Só me estou a lembrar de uma pesoas que escreve estória, assim.
A Dora!
Mas, por outro lado, está assinado:
M...eu
Afinal quem és tu?
Eh eh eh!
Conheço gente assim, cheia de mariquices e depois são os primeiros a cair... ;)
Olha, a PUG deixou-te uma forte provocação (e eu deixei-te outra) lá... Sabemos que é um bem-disposto e sofres connosco a puxar-te pela língua. LOL
Ps- Adorei essa parte do tornozelo. Que tempos! Tinha outro encanto, ahn?
A vida é cheia de coincidencias, ou azares e tambem sorte, acho eu...
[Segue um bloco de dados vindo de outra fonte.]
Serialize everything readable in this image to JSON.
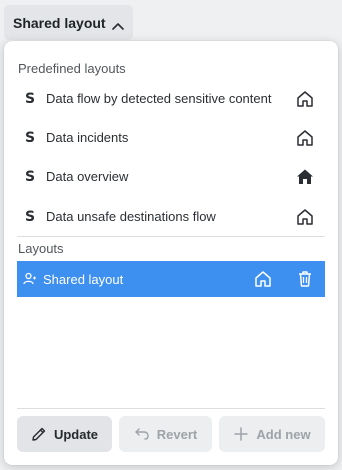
{
  "trigger": {
    "label": "Shared layout",
    "icon": "chevron-up-icon"
  },
  "predefined": {
    "title": "Predefined layouts",
    "items": [
      {
        "label": "Data flow by detected sensitive content",
        "icon": "s-logo-icon",
        "is_home": false
      },
      {
        "label": "Data incidents",
        "icon": "s-logo-icon",
        "is_home": false
      },
      {
        "label": "Data overview",
        "icon": "s-logo-icon",
        "is_home": true
      },
      {
        "label": "Data unsafe destinations flow",
        "icon": "s-logo-icon",
        "is_home": false
      }
    ]
  },
  "layouts": {
    "title": "Layouts",
    "items": [
      {
        "label": "Shared layout",
        "icon": "shared-user-icon",
        "selected": true
      }
    ]
  },
  "actions": {
    "update_label": "Update",
    "revert_label": "Revert",
    "add_label": "Add new"
  },
  "colors": {
    "selected_bg": "#3d8ff0",
    "home_filled": "#2a2d31"
  }
}
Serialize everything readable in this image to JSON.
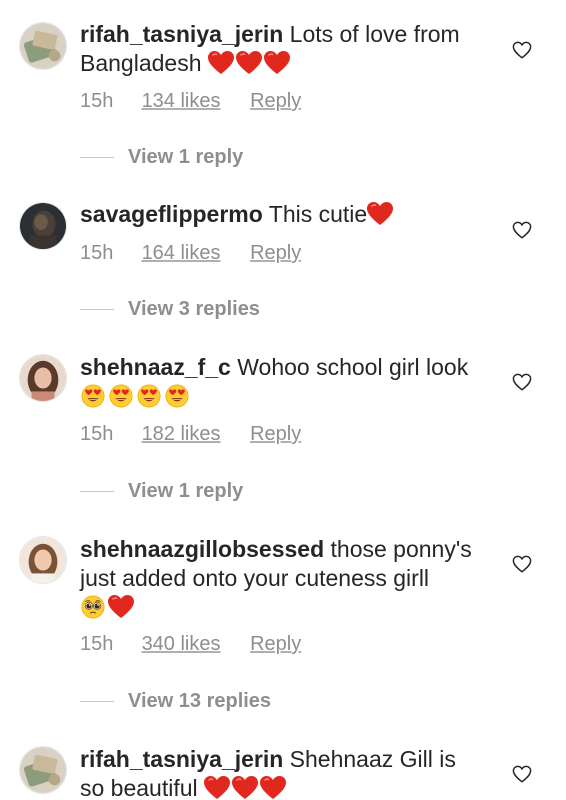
{
  "colors": {
    "text": "#262626",
    "muted": "#8e8e8e",
    "heart": "#e0281f"
  },
  "comments": [
    {
      "username": "rifah_tasniya_jerin",
      "text": "Lots of love from Bangladesh",
      "emoji": "red-heart x3",
      "time": "15h",
      "likes": "134 likes",
      "reply": "Reply",
      "view_replies": "View 1 reply"
    },
    {
      "username": "savageflippermo",
      "text": "This cutie",
      "emoji": "red-heart x1",
      "time": "15h",
      "likes": "164 likes",
      "reply": "Reply",
      "view_replies": "View 3 replies"
    },
    {
      "username": "shehnaaz_f_c",
      "text": "Wohoo school girl look",
      "emoji": "heart-eyes x4",
      "time": "15h",
      "likes": "182 likes",
      "reply": "Reply",
      "view_replies": "View 1 reply"
    },
    {
      "username": "shehnaazgillobsessed",
      "text": "those ponny's just added onto your cuteness girll",
      "emoji": "pleading-face, red-heart",
      "time": "15h",
      "likes": "340 likes",
      "reply": "Reply",
      "view_replies": "View 13 replies"
    },
    {
      "username": "rifah_tasniya_jerin",
      "text": "Shehnaaz Gill is so beautiful",
      "emoji": "red-heart x3"
    }
  ]
}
Por vezes é nas pessoas que tem mais cuidados que recaiem precisamente os seus maiores medos.
Coitado do Sr Menezes!
Beijinhos!
Ps: brigado pelos comentarios, e o suspense acabou. Não tenho grande faceta de Alfreda:-D
O destino a pregar-lhe a partida.
parece não haver como fugir-lhe.
Outro texto de excelência. Na verdade já ponderaste escrever um livro?
Abraços
Lol!
:)
;)
Ai o que me ri...
SAbes porquê?
Andamos todos a fugir do destino...
Quando vamos todos para o mesmo saco!
Um beijinho...
(eu não disse que ia ficar surpreso?)
Um beijo imenso, BShell
Destino? Estva escrito?
Há como escapar dele?
Uns dizem que não...eu acho que a gente pode escrever nas entrelinhas.
António
Bom... aqui neste caso; Um homem "prevenido" coitado não lhe valeu de nada!
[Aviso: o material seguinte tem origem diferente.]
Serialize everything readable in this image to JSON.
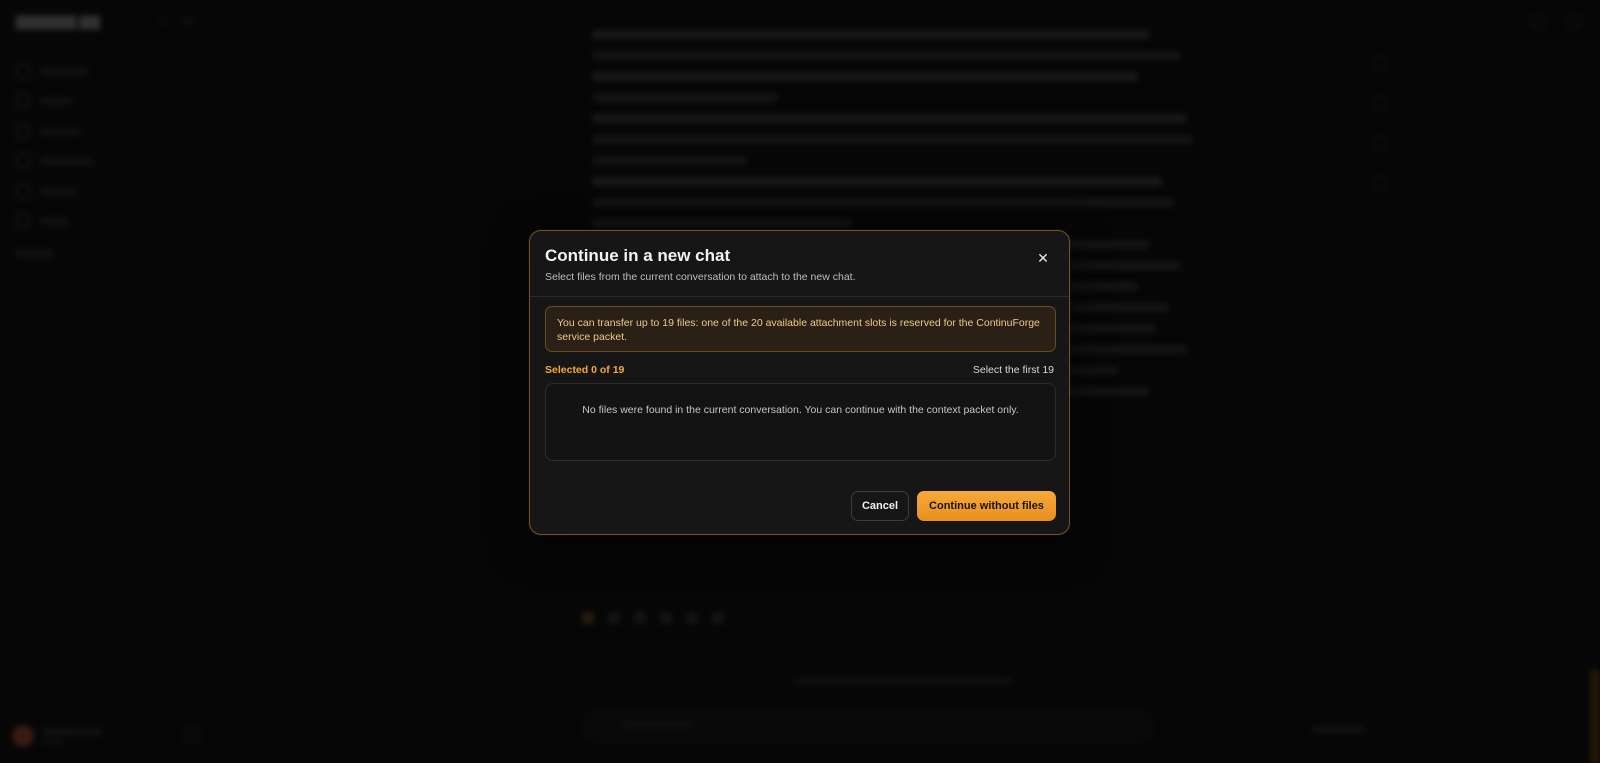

Espero bem que não tomem esta situação como exemplo. Convém de qualquer maneira, ser-se cuidadoso! Não vá o diabo fazer das suas e os tempos de hoje não estão para brincadeiras :-)
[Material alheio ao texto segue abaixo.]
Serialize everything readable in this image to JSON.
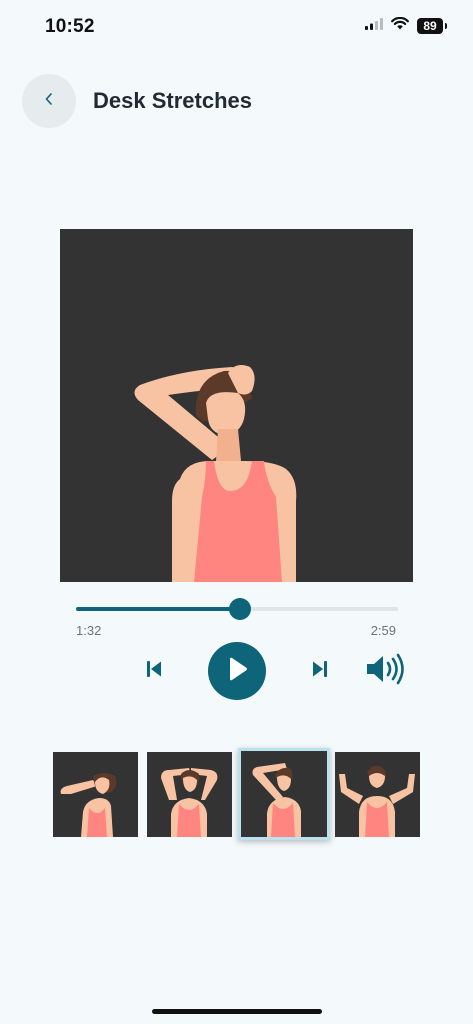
{
  "status_bar": {
    "time": "10:52",
    "battery_level": "89",
    "icons": [
      "cellular-signal-icon",
      "wifi-icon",
      "battery-icon"
    ]
  },
  "header": {
    "title": "Desk Stretches",
    "back_icon": "chevron-left-icon"
  },
  "player": {
    "current_time": "1:32",
    "duration": "2:59",
    "progress_fraction": 0.51,
    "controls": [
      "skip-previous-icon",
      "play-icon",
      "skip-next-icon",
      "volume-icon"
    ],
    "selected_thumbnail_index": 2,
    "thumbnail_count": 4
  },
  "colors": {
    "accent": "#0e6478",
    "background": "#f4f9fb",
    "video_background": "#333333",
    "selected_thumbnail_border": "#b9e1ef",
    "top_color": "#ff8580",
    "skin": "#f7c3a3",
    "hair": "#5b3a2a"
  }
}
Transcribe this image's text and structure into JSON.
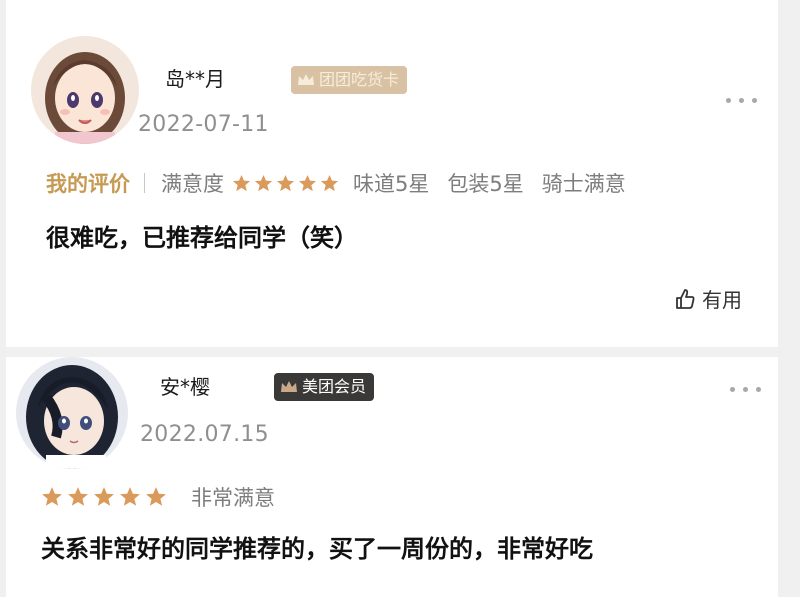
{
  "reviews": [
    {
      "username": "岛**月",
      "badge": "团团吃货卡",
      "date": "2022-07-11",
      "my_review_label": "我的评价",
      "satisfaction_label": "满意度",
      "stars": 5,
      "sub_ratings": [
        "味道5星",
        "包装5星",
        "骑士满意"
      ],
      "content": "很难吃，已推荐给同学（笑）",
      "useful_label": "有用"
    },
    {
      "username": "安*樱",
      "badge": "美团会员",
      "date": "2022.07.15",
      "stars": 5,
      "satisfaction_text": "非常满意",
      "content": "关系非常好的同学推荐的，买了一周份的，非常好吃"
    }
  ],
  "colors": {
    "star": "#d99a5b",
    "badge_gold": "#d8c2a3",
    "badge_dark": "#3b3937",
    "my_review": "#c69a54"
  },
  "icons": [
    "crown-icon",
    "star-icon",
    "more-icon",
    "thumbs-up-icon"
  ]
}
Como sempre, gostei da tua história.
Beijocas
olá António
há dias no Ex Improviso, a propósito de talentos, disseste que aos 56 anos ainda não sabias qual era o teu.
Sabes sim!´
És um contador de histórias, ou como se diz em inglês, um storyteller.
é o teu talento e ainda bem que o mostras.
Voltei para um beijinho de bom fim de semana. Ah, eu sabia que era outra coisa: Venha a próxima história se faz favor! :)
Olá, António. Achei teu blog por acaso, procurando características da tísica por conta de um trabalho no teatro que se propõe a estudar o Machado de Assis. Conheces o Machado? Ele escrevia destinos nas entrelinhas, como já comentaram aqui antes de mim. Lembrou-me muito o seu texto. Grande e boa surpresa encontrá-lo. Voltarei mais vezes. Abraço.
André, São Paulo, Brasil.
já tinha lido. bem me parecia... pela data... e deixei comentario naquela altura.